LELLO BERSANI INTERVISTA MIKE BONGIORNO E RENATA MAURO Lello Bersani registrò alle 5 e mezza del mattino questo struggente commento in un servizio per il Telegiornale - qui disponibile in formato Real Audio - all'interno dell'Hotel Savoy, poche ore dopo la tragedia.
Il servizio non venne però ritenuto adatto dai responsabili della Rai, e fu quindi trasmesso per la prima volta soltanto nel 1990.
(Nella foto: Lello Bersani intervista i presentatori Mike Bongiorno e Renata Mauro, nei giorni precedenti l'inizio del Festival).
Non è passato molto tempo, da quando è successa la tragedia, qui all'Hotel Savoy dal quale vi parlo. Non avrei mai immaginato di avere un'esperienza del genere ad un festival della canzone. Non si può arrivare a questo punto. Tenco con il suo gesto ha dato uno schiaffo a tutto un mondo. No, non è perché stato escluso, perché la sua canzone non ha vinto. É qualcosa di più profondo, indubbiamente, ma non sta a noi giudicare, sta a noi fare soltanto della cronaca.

É successo alle due e tre quarti. Noi stavamo ancora in smoking, al Casinò, c'erano delle discussioni, indubbiamente, chi aveva perso, chi aveva vinto. Poi improvvisamente è giunto un suo amico, stravolto, ha avvisato tutti, è stata una corsa di decine di macchine, a piedi, in macchina, qui all'hotel Savoy, abbiamo trovato la hall già piena, la tragedia era compiuta da pochi minuti. Ci siamo precipitati giù, nella dependance, dov'era Tenco, alla camera 219, vicino alla camera di tanti di noi che stavamo lì. É intervenuta la polizia, la camera è chiusa, non abbiamo visto niente, ci siamo guardati bene da entrare con la macchina da presa.

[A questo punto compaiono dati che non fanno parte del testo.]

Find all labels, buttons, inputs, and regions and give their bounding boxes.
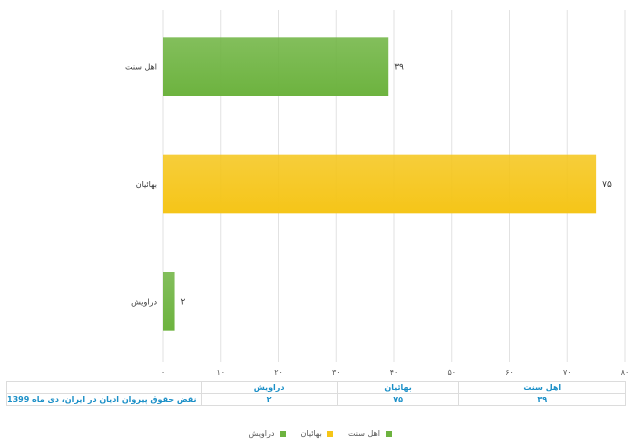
table-caption-spacer xyxy=(6,381,202,394)
x-tick-label: ۲۰ xyxy=(274,368,283,377)
legend-item: اهل سنت xyxy=(348,429,392,438)
bars xyxy=(163,37,597,331)
x-tick-label: ۶۰ xyxy=(505,368,514,377)
bar xyxy=(163,154,597,214)
legend: اهل سنت بهائیان دراویش xyxy=(0,429,640,438)
legend-item: بهائیان xyxy=(301,429,334,438)
x-tick-label: ۳۰ xyxy=(332,368,341,377)
table-value-cell: ۲ xyxy=(200,393,338,406)
category-label: بهائیان xyxy=(136,180,157,189)
legend-swatch-icon xyxy=(327,430,334,437)
x-tick-label: ۰ xyxy=(161,368,165,377)
table-header-row: دراویش بهائیان اهل سنت xyxy=(6,381,626,394)
table-header-cell: دراویش xyxy=(200,381,338,394)
data-label: ۳۹ xyxy=(394,63,404,73)
data-label: ۷۵ xyxy=(602,180,612,190)
data-table: دراویش بهائیان اهل سنت نقض حقوق پیروان ا… xyxy=(6,381,626,406)
legend-item: دراویش xyxy=(249,429,286,438)
legend-label: دراویش xyxy=(248,429,275,438)
bar xyxy=(163,37,389,96)
x-tick-label: ۱۰ xyxy=(216,368,225,377)
x-tick-label: ۸۰ xyxy=(621,368,630,377)
labels: ۰ ۱۰ ۲۰ ۳۰ ۴۰ ۵۰ ۶۰ ۷۰ ۸۰ ۳۹ اهل سنت ۷۵ بهائیان ۲ دراو… xyxy=(125,63,629,377)
x-tick-label: ۷۰ xyxy=(563,368,572,377)
table-value-cell: ۷۵ xyxy=(336,393,460,406)
x-tick-label: ۴۰ xyxy=(390,368,399,377)
legend-swatch-icon xyxy=(385,430,392,437)
table-value-cell: ۳۹ xyxy=(458,393,626,406)
legend-swatch-icon xyxy=(279,430,286,437)
table-header-cell: بهائیان xyxy=(336,381,460,394)
legend-label: بهائیان xyxy=(300,429,322,438)
category-label: اهل سنت xyxy=(125,63,157,72)
data-label: ۲ xyxy=(181,297,186,307)
table-header-cell: اهل سنت xyxy=(458,381,626,394)
table-caption: نقض حقوق پیروان ادیان در ایران، دی ماه 1… xyxy=(6,393,202,406)
legend-label: اهل سنت xyxy=(347,429,380,438)
table-value-row: نقض حقوق پیروان ادیان در ایران، دی ماه 1… xyxy=(6,393,626,406)
x-tick-label: ۵۰ xyxy=(447,368,456,377)
bar xyxy=(163,272,175,331)
category-label: دراویش xyxy=(131,297,157,306)
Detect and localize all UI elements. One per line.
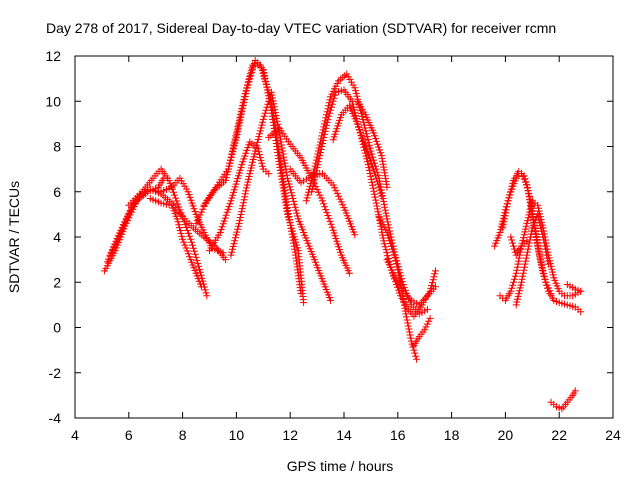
series-track-25 <box>547 387 579 413</box>
series-track-24 <box>563 281 585 295</box>
data-point-markers <box>547 387 579 413</box>
series-track-07 <box>200 57 308 307</box>
plot-frame <box>74 55 614 419</box>
y-tick-label: -4 <box>49 410 62 426</box>
y-axis-label: SDTVAR / TECUs <box>6 181 22 293</box>
data-points <box>101 57 585 413</box>
chart-title: Day 278 of 2017, Sidereal Day-to-day VTE… <box>46 20 556 36</box>
series-track-14 <box>329 102 386 200</box>
x-tick-label: 22 <box>551 427 567 443</box>
y-tick: 2 <box>53 274 613 290</box>
data-point-markers <box>383 256 439 309</box>
series-track-18 <box>410 314 434 350</box>
y-tick: 8 <box>53 139 613 155</box>
x-axis-label: GPS time / hours <box>287 458 394 474</box>
y-tick-label: 2 <box>53 274 61 290</box>
x-tick: 8 <box>179 56 187 443</box>
series-track-15 <box>353 97 391 191</box>
y-tick-label: 12 <box>45 48 61 64</box>
data-point-markers <box>200 57 308 307</box>
x-tick-label: 14 <box>336 427 352 443</box>
x-tick: 6 <box>125 56 133 443</box>
series-track-13 <box>308 86 439 320</box>
data-point-markers <box>507 233 531 259</box>
y-tick: 0 <box>53 320 613 336</box>
x-tick: 12 <box>282 56 298 443</box>
data-point-markers <box>353 97 391 191</box>
x-tick-label: 10 <box>229 427 245 443</box>
y-tick-label: 6 <box>53 184 61 200</box>
x-tick-label: 12 <box>282 427 298 443</box>
y-tick: -2 <box>49 365 613 381</box>
x-tick: 16 <box>390 56 406 443</box>
y-tick: 6 <box>53 184 613 200</box>
data-point-markers <box>308 86 439 320</box>
x-tick-label: 8 <box>179 427 187 443</box>
data-point-markers <box>563 281 585 295</box>
data-point-markers <box>206 138 273 255</box>
data-point-markers <box>410 314 434 350</box>
series-track-11 <box>286 165 359 239</box>
x-tick: 14 <box>336 56 352 443</box>
data-point-markers <box>499 167 555 298</box>
series-track-20 <box>499 167 555 298</box>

Cosa vi devo dire? Si discute ancora nella hall, adesso, sono le 5 del mattino. Si discute perché l'ha fatto. Si discute se il Festival di Sanremo debba proseguire domani o meno. Molti amici, molti nomi sono stati intervistati dai colleghi radiocronisti poco fa, che hanno fatto un servizio immediato su questa tragedia. A me manca il coraggio di interpellare chiunque. Nessuno è più in grado di parlare. Adesso, mano a mano che il tempo passa ci rendiamo conto che è una tragedia assurda, ma purtroppo è una tragedia accaduta, qui al Festival di Sanremo, vi rendete conto? Un festival di canzoni. Un festival di note musicali, di gorgheggi. Un festival che dovrebbe essere un festival gioioso, di melodie, di musiche.

Signori, questo gesto, assurdo sì, del caro Tenco, era un amico di tutti noi, non era il cantante Luigi Tenco, era un amico, era un semplice, questo gesto assurdo condanna tanta gente, condanna tanti di noi, di noi che facciamo parte di un determinato mondo moderno, di oggi, un mondo che ci ha presi e non ci lascia più.